I settori con valori più elevati sono quello finanziario-assicurativo (6,6%), costruzioni (5,8%) e commercio (5,4%). La mortalità aziendale anomala (in eccesso) si addensa prevalentemente nei settori dell’abbigliamento e pelletteria e calzature (Prato, Empoli).
Il ricorso in eccesso al part-time riguarda principalmente l’area della Toscana settentrionale (a più alto tasso di imprenditorialità), e in particolare Prato, dove supera il 40% dei contratti, soprattutto nel settore dell’abbigliamento. Nel confronto nazionale, la Toscana si pone in coda (al 16°posto) per il dominio “indicatori oggettivi di presenza di crimine organizzato” (associazione di tipo mafioso, associazione per delinquere, interdittive antimafia, aziende in gestione e destinate, immobili in gestione e destinati, operazioni finanziarie attinenti criminalità organizzata).

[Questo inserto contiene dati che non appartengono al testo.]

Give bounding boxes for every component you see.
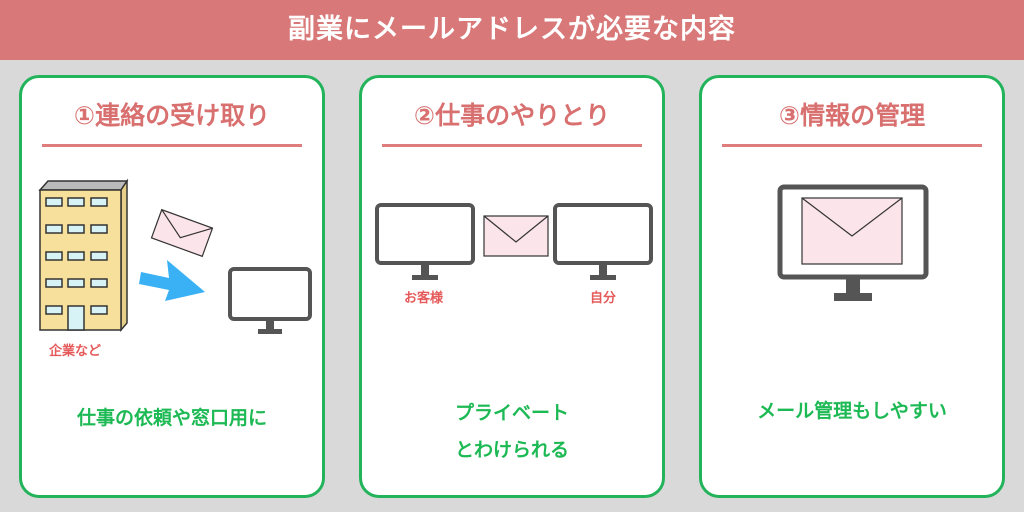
self-label: 自分	[590, 291, 617, 306]
card-info-management: ③情報の管理 メール管理もしやすい	[699, 75, 1005, 498]
customer-label: お客様	[404, 291, 444, 306]
building-icon	[38, 178, 129, 333]
page-title: 副業にメールアドレスが必要な内容	[288, 14, 736, 45]
card-caption: 仕事の依頼や窓口用に	[76, 407, 267, 429]
page-header: 副業にメールアドレスが必要な内容	[0, 0, 1024, 60]
divider	[722, 144, 982, 147]
card-title: ②仕事のやりとり	[413, 101, 611, 130]
card-title: ①連絡の受け取り	[73, 101, 271, 130]
envelope-icon	[483, 215, 549, 257]
monitor-icon	[228, 267, 312, 334]
card-receive-contact: ①連絡の受け取り 企業など 仕事の依頼や窓口用に	[19, 75, 325, 498]
divider	[42, 144, 302, 147]
monitor-with-mail-icon	[777, 184, 929, 301]
company-label: 企業など	[49, 344, 102, 359]
card-caption: メール管理もしやすい	[757, 400, 947, 422]
arrow-icon	[139, 260, 205, 301]
envelope-icon	[150, 208, 214, 258]
customer-monitor-icon	[375, 203, 475, 280]
card-title: ③情報の管理	[778, 101, 926, 130]
card-caption-line2: とわけられる	[454, 439, 569, 461]
self-monitor-icon	[553, 203, 653, 280]
card-caption-line1: プライベート	[454, 402, 569, 424]
card-work-exchange: ②仕事のやりとり お客様 自分 プライベート とわけられる	[359, 75, 665, 498]
divider	[382, 144, 642, 147]
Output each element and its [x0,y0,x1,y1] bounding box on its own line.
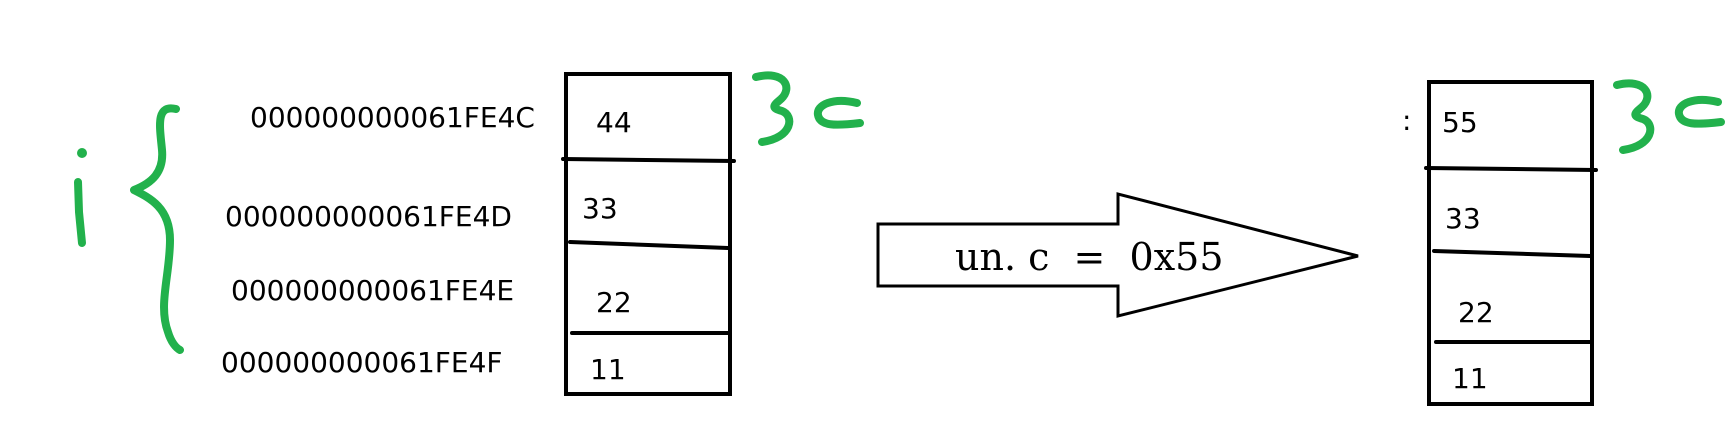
right-divider-1 [1424,166,1598,172]
handwritten-c-left [813,96,864,129]
union-member-i-annotation [74,104,184,354]
address-label-3: 000000000061FE4F [221,346,503,379]
address-label-0: 000000000061FE4C [250,101,535,134]
address-label-1: 000000000061FE4D [225,200,512,233]
operation-label: un. c = 0x55 [955,235,1224,279]
right-cell-2: 22 [1458,296,1494,329]
left-cell-2: 22 [596,286,632,319]
union-member-c-annotation-left [752,71,864,146]
right-brace-c-left [752,71,794,146]
left-cell-3: 11 [590,353,626,386]
right-cell-1: 33 [1445,202,1481,235]
left-memory-block: 44 33 22 11 [561,72,736,396]
curly-brace [130,104,184,354]
union-member-c-annotation-right [1613,79,1725,154]
assignment-arrow: un. c = 0x55 [876,192,1359,318]
stray-colon-mark: : [1402,104,1411,137]
address-label-2: 000000000061FE4E [231,274,514,307]
left-divider-2 [568,240,730,250]
right-divider-2 [1432,249,1592,258]
handwritten-i-stem [74,178,86,247]
right-cell-3: 11 [1452,362,1488,395]
right-cell-0: 55 [1442,106,1478,139]
handwritten-c-right [1674,95,1725,128]
right-brace-c-right [1613,79,1655,154]
arrow-shape [876,192,1359,318]
handwritten-i-dot [77,148,87,158]
left-divider-1 [561,157,736,163]
right-memory-frame [1427,80,1594,406]
right-memory-block: : 55 33 22 11 [1402,80,1598,406]
left-cell-0: 44 [596,106,632,139]
address-labels: 000000000061FE4C 000000000061FE4D 000000… [221,101,535,379]
left-cell-1: 33 [582,192,618,225]
left-memory-frame [564,72,732,396]
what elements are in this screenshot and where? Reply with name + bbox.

“Le mafie – ha detto il presidente Eugenio Giani – si combattono parlandone a voce alta e dandoci gli strumenti necessari di studio e analisi. Per questo non si può che esprimere apprezzamento e gratitudine per tutti coloro che hanno lavorato a questa nuova edizione, che ci rende tutti più attrezzati nella battaglia per la legalità. Di qualunque tipo sia la criminalità prospera se non le si presta la giusta attenzione, se la si sottovaluta, senza dotarsi dei giusti strumenti per riconoscerla e farla emergere nelle attività, nelle relazioni, nelle modalità operative. Noi questa operazione la compiamo ogni anno. Ringrazio anche le istituzioni statali, la Procura e la Magistratura che ci affiancano in questo fondamentale compito”.
Una quantificazione dell’Irpef evasa in Toscana restituisce un ammontare di poco superiore a 2,5 miliardi di euro, in linea con la media nazionale. Il differenziale tra dovuto e pagato relativamente all’Imu nel 2020 era pari al 23,2% con un mancato gettito di 319 milioni contro un gettito effettivo di un miliardo.